Wednesday, March 30, 2011

This month Aiden and I were asked to be guest speakers at the Asian Pacific Islander Equality LA meeting.  As usual, I spent a few days writing out a speech and practicing it . . . preparation makes me more comfortable.  And as usual Aiden showed up ready to "wing" it.  Sigh . . . .I wish I had that talent!  My husband, who is my greatest supporter, offered to take me to the meeting. Thrilled, I saw two benefits . . . I wouldn't have to maneuver the dark streets of LA alone at night and Tad could see Aiden speak.  What I didn't anticipate was how the evening unfolded.

After dinner and updates, Aiden and I began our speeches.  I turned to my husband and invited him to chime in with any thoughts.  He smiled, nodded his head up and down, but I knew he would probably not say a word.
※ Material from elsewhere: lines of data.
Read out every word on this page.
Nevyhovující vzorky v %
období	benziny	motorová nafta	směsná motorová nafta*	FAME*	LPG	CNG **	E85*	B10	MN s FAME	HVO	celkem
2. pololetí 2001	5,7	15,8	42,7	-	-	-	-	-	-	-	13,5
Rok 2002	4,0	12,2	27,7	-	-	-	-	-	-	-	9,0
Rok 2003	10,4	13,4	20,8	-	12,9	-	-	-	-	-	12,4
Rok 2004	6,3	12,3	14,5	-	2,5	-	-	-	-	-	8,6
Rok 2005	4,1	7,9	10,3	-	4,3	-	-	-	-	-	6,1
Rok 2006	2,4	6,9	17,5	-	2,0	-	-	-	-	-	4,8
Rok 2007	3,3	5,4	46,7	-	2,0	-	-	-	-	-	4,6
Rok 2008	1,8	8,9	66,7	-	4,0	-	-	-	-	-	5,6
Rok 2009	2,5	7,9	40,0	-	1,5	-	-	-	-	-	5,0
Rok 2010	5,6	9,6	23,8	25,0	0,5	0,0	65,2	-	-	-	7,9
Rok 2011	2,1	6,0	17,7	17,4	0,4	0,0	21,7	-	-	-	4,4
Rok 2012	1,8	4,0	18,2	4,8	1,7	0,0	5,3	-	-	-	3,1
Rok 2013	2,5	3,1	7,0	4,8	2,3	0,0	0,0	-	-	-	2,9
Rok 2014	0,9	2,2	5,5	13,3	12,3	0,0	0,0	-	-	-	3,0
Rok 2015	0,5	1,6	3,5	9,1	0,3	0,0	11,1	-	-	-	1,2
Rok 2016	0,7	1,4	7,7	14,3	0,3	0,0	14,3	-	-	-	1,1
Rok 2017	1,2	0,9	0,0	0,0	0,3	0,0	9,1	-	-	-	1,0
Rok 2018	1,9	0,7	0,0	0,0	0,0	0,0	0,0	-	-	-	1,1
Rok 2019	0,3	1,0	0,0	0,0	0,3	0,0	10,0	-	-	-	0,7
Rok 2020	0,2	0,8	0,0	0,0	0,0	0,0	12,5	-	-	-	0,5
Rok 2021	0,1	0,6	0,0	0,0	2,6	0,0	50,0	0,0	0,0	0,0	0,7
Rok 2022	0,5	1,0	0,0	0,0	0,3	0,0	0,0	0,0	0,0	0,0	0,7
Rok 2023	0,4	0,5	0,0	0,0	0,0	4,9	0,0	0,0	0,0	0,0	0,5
Twenty minutes later, speeches over, the floor opened up for questions.  Unexpectedly, one member directed a question to both my husband and I regarding our feelings about Aiden's transition.  I don't recall a word I said, because Tad's words became all that I remember.  In a voice which quivered with emotion he spoke his feelings, "I loved my daughter so much . . . . .but I love my son even more.  And I am so proud of my son."  My eyes filled with tears and my heart felt as if it would burst open with love. Aiden's father, reserved and ever so private, publicly shared his love and admiration for his son in front of twenty-five people he barely knew. In spite of the challenging times our family has faced, moments such as this have become a symbol of the extraordinary love that has defined our journey.

Tuesday, March 15, 2011

Food for the Soul. . . .

Hidden behind some tall hedges in Santa Barbara is a place I go to find gentleness, space to listen to the voices of my heart and breathe in peace. With my best friend, we languish over breakfast under a gazebo within this secret garden, sit by a crackling warm fireplace to keep warm and talk about our dreams.  This time serves not as a luxury for me, but necessary moments of tranquility that fill up my heart and spirit, so I can return to do the work I so passionately love with those that mean the most to me . .  . my family, my friends and the young people of the LGBT community.
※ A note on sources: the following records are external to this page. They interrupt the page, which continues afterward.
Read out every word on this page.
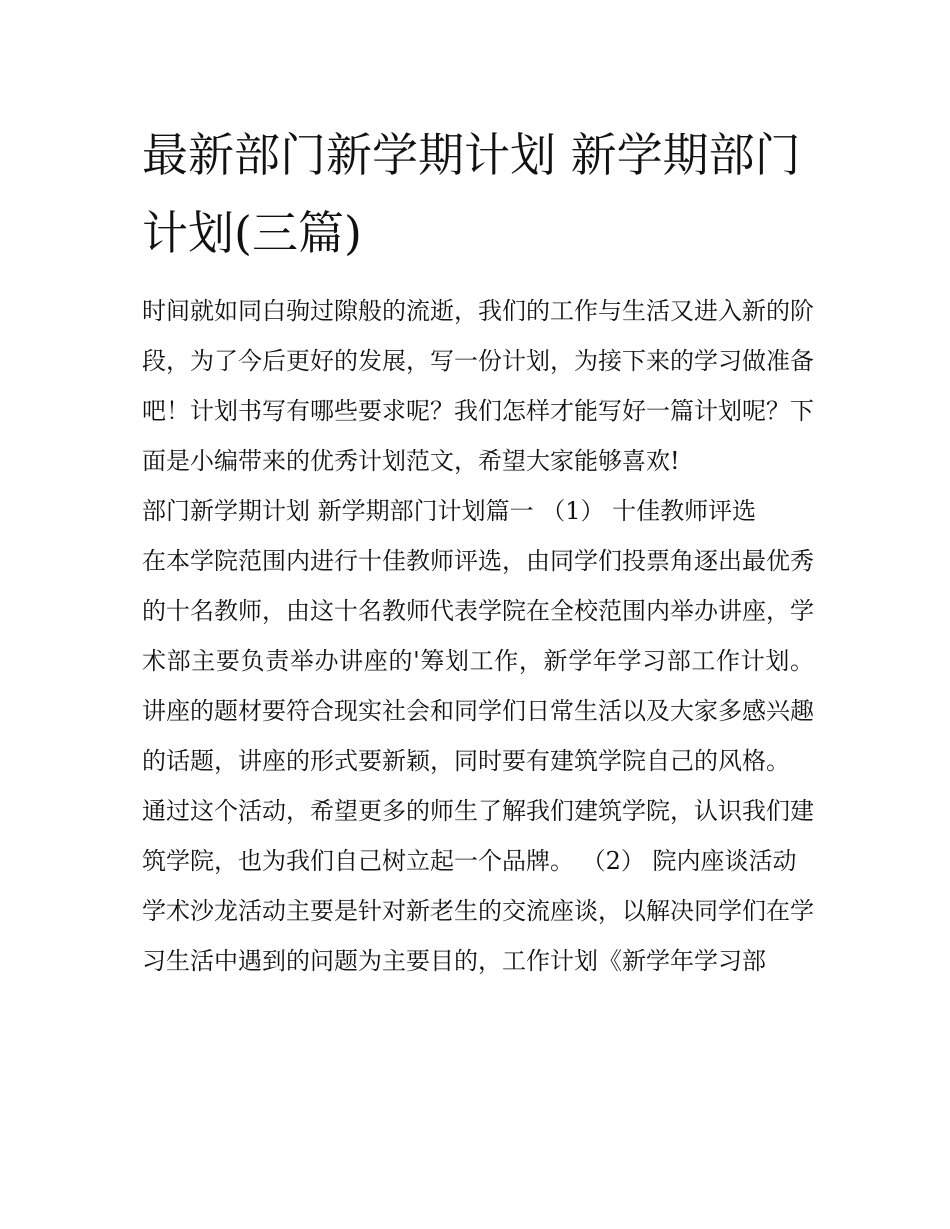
最新部门新学期计划 新学期部门计划(三篇)

时间就如同白驹过隙般的流逝，我们的工作与生活又进入新的阶段，为了今后更好的发展，写一份计划，为接下来的学习做准备吧！计划书写有哪些要求呢？我们怎样才能写好一篇计划呢？下面是小编带来的优秀计划范文，希望大家能够喜欢!

部门新学期计划 新学期部门计划篇一 （1） 十佳教师评选

在本学院范围内进行十佳教师评选，由同学们投票角逐出最优秀的十名教师，由这十名教师代表学院在全校范围内举办讲座，学术部主要负责举办讲座的'筹划工作，新学年学习部工作计划。讲座的题材要符合现实社会和同学们日常生活以及大家多感兴趣的话题，讲座的形式要新颖，同时要有建筑学院自己的风格。

通过这个活动，希望更多的师生了解我们建筑学院，认识我们建筑学院，也为我们自己树立起一个品牌。 （2） 院内座谈活动

学术沙龙活动主要是针对新老生的交流座谈，以解决同学们在学习生活中遇到的问题为主要目的，工作计划《新学年学习部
What are you doing to take care of yourself, so that you can be the best spouse, parent, son/daughter, sister/brother, employee, friend or member of the community?  Simpson House is where I replenish my soul.  Where do you replenish yours?

Sunday, March 6, 2011




As a scared and uncertain mother when my oldest child first came out to me, I was assured at a PFLAG,(Parents, Family and Friends for Lesbians and Gays support group), event that this LGBT & Straight Ally Community I was entering would be there for me and my family.  Since that day that support has never left our side.  And now, once again this community came together to support us in Arcadia as we asked for love and acceptance for all families.
About 100 people stood as one to make a statement of support for the countless LGBT families and individuals not only in Arcadia, but in neighboring cities.  Chanting and singing filled the morning air.  Big and small rainbow flags fluttered in the wind.  And there were signs questioning the Arcadia Mayor and his decision.  But most of all there were handmade posters of love and acceptance raised up high for all to see.
My son’s courage inspires me each day to be courageous.  And what I saw in the early morning in the city I call my home, were other brave individuals standing up for love, speaking out for those who may not be able to speak yet, and showing those in the LGBT community that they do not have to walk this path alone.  I understood on a very deep level why the LGBT community has chosen the word PRIDE to represent their cause.  Yesterday my heart swelled with pride as from near and far, as LGBT individuals and straight allies we linked arms to ask Arcadia to accept who we are and love all families including our own.